The press is terrible
ImClone: Erbitux Study Meets Endpoint
Wednesday January 10, 7:41 am ET
ImClone: Study Shows Erbitux Plus Chemo Effective As 1st-Line Colorectal Cancer Treatment
NEW YORK (AP) -- Biotech drug maker ImClone Systems Inc. and drug maker Bristol-Myers Squibb Co. said Wednesday data from a late-stage study showed adding Erbitux to a standard chemotherapy regimen significantly increased the survival of advanced colorectal cancer patients when compared with chemo alone.
More than 1,000 patients with previously untreated colorectal cancer that had spread to other parts of the body participated in the Phase III study.
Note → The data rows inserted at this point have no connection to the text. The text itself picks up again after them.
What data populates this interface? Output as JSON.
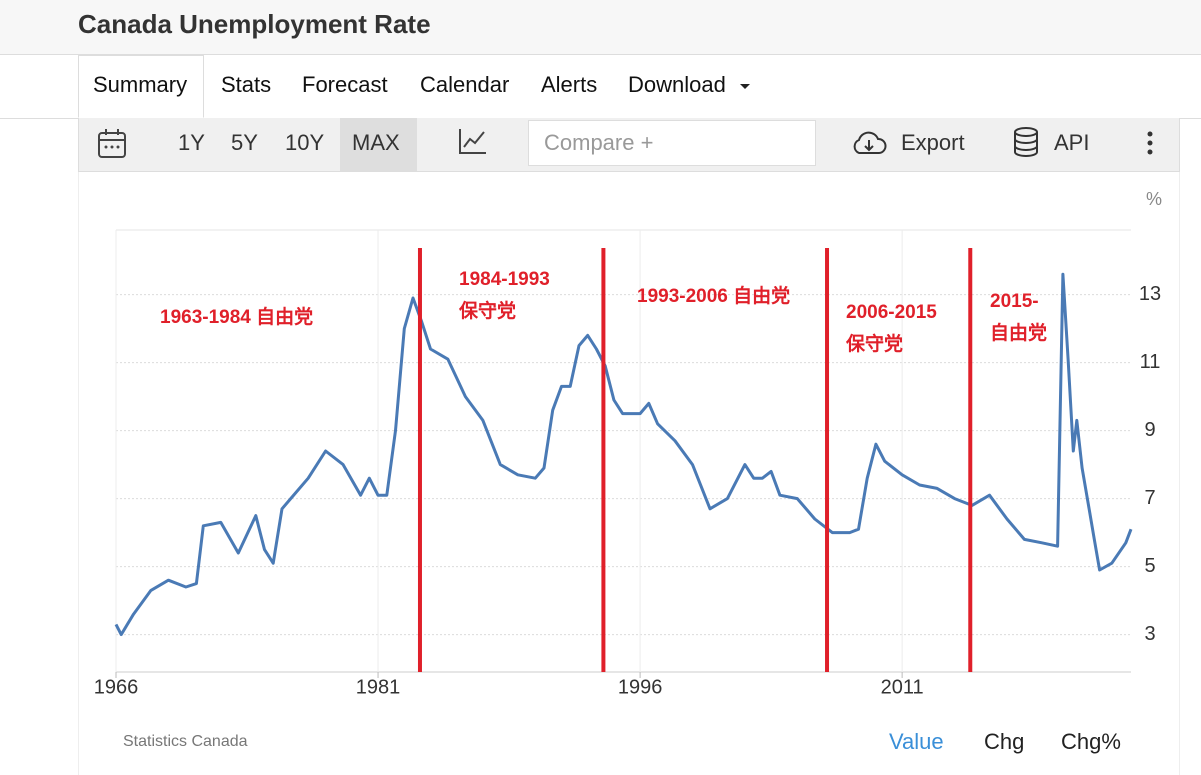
{
  "header": {
    "title": "Canada Unemployment Rate"
  },
  "tabs": [
    "Summary",
    "Stats",
    "Forecast",
    "Calendar",
    "Alerts",
    "Download"
  ],
  "toolbar": {
    "ranges": [
      "1Y",
      "5Y",
      "10Y",
      "MAX"
    ],
    "compare": "Compare +",
    "export": "Export",
    "api": "API"
  },
  "footer": {
    "source": "Statistics Canada",
    "views": [
      "Value",
      "Chg",
      "Chg%"
    ]
  },
  "chart_data": {
    "type": "line",
    "unit": "%",
    "color": "#4a7ab5",
    "x": [
      1966.0,
      1966.3,
      1967,
      1968,
      1969,
      1970,
      1970.6,
      1971,
      1972,
      1973,
      1974,
      1974.5,
      1975,
      1975.5,
      1976,
      1977,
      1978,
      1979,
      1980,
      1980.5,
      1981,
      1981.5,
      1982,
      1982.5,
      1983,
      1983.5,
      1984,
      1985,
      1986,
      1987,
      1988,
      1989,
      1990,
      1990.5,
      1991,
      1991.5,
      1992,
      1992.5,
      1993,
      1993.5,
      1994,
      1994.5,
      1995,
      1996,
      1996.5,
      1997,
      1998,
      1999,
      2000,
      2001,
      2002,
      2002.5,
      2003,
      2003.5,
      2004,
      2005,
      2006,
      2007,
      2008,
      2008.5,
      2009,
      2009.5,
      2010,
      2011,
      2012,
      2013,
      2014,
      2015,
      2016,
      2017,
      2018,
      2019,
      2019.9,
      2020.2,
      2020.5,
      2020.8,
      2021.0,
      2021.3,
      2021.7,
      2022.0,
      2022.3,
      2023,
      2023.8,
      2024.1
    ],
    "values": [
      3.3,
      3.0,
      3.6,
      4.3,
      4.6,
      4.4,
      4.5,
      6.2,
      6.3,
      5.4,
      6.5,
      5.5,
      5.1,
      6.7,
      7.0,
      7.6,
      8.4,
      8.0,
      7.1,
      7.6,
      7.1,
      7.1,
      9.0,
      12.0,
      12.9,
      12.2,
      11.4,
      11.1,
      10.0,
      9.3,
      8.0,
      7.7,
      7.6,
      7.9,
      9.6,
      10.3,
      10.3,
      11.5,
      11.8,
      11.4,
      10.9,
      9.9,
      9.5,
      9.5,
      9.8,
      9.2,
      8.7,
      8.0,
      6.7,
      7.0,
      8.0,
      7.6,
      7.6,
      7.8,
      7.1,
      7.0,
      6.4,
      6.0,
      6.0,
      6.1,
      7.6,
      8.6,
      8.1,
      7.7,
      7.4,
      7.3,
      7.0,
      6.8,
      7.1,
      6.4,
      5.8,
      5.7,
      5.6,
      13.6,
      11.1,
      8.4,
      9.3,
      7.9,
      6.7,
      5.8,
      4.9,
      5.1,
      5.7,
      6.1
    ],
    "xlim": [
      1966,
      2024.1
    ],
    "ylim": [
      1.9,
      14.9
    ],
    "xticks": [
      1966,
      1981,
      1996,
      2011
    ],
    "yticks": [
      3,
      5,
      7,
      9,
      11,
      13
    ],
    "grid": true,
    "vlines": [
      1983.4,
      1993.9,
      2006.7,
      2014.9
    ],
    "vline_color": "#e0202a",
    "annotations": [
      {
        "lines": [
          "1963-1984 自由党"
        ]
      },
      {
        "lines": [
          "1984-1993",
          "保守党"
        ]
      },
      {
        "lines": [
          "1993-2006 自由党"
        ]
      },
      {
        "lines": [
          "2006-2015",
          "保守党"
        ]
      },
      {
        "lines": [
          "2015-",
          "自由党"
        ]
      }
    ]
  }
}
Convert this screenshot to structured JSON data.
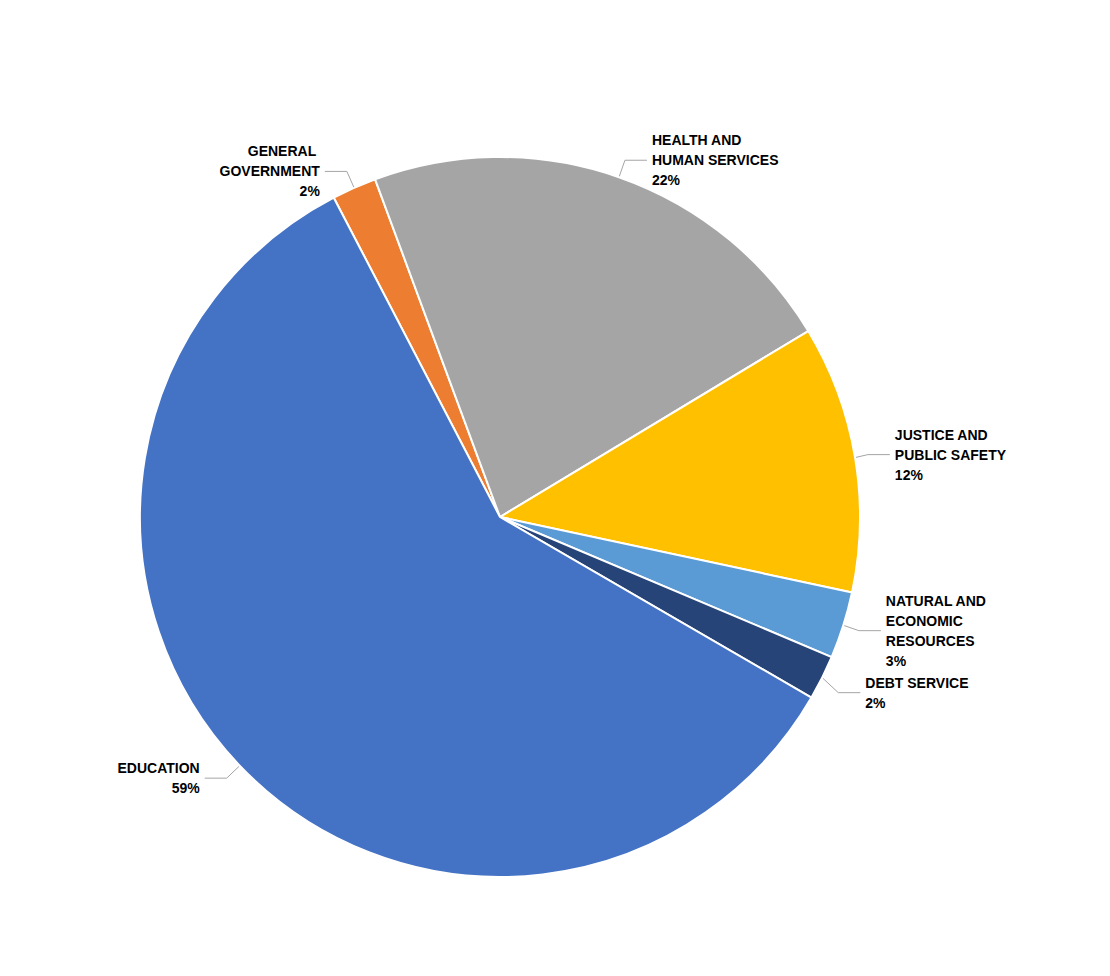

The companies said the study met its primary endpoint of increasing survival rates in patients who were given Erbitux and Folfiri, a chemotherapy combination of irinotecan, leucovorin and fluorouracil, compared with patients given Folfiri alone.
German drug maker Merck KGaA, the distributor of Erbitux outside North America, conducted the study. Bristol-Myers is ImClone's North American Erbitux partner.
Results of the study will be presented at the annual meeting of the American Society of Clinical Oncology in June.
Erbitux is currently approved in the U.S. for colorectal cancer patients who are not responding to first-line therapy, and for head and neck cancer patients.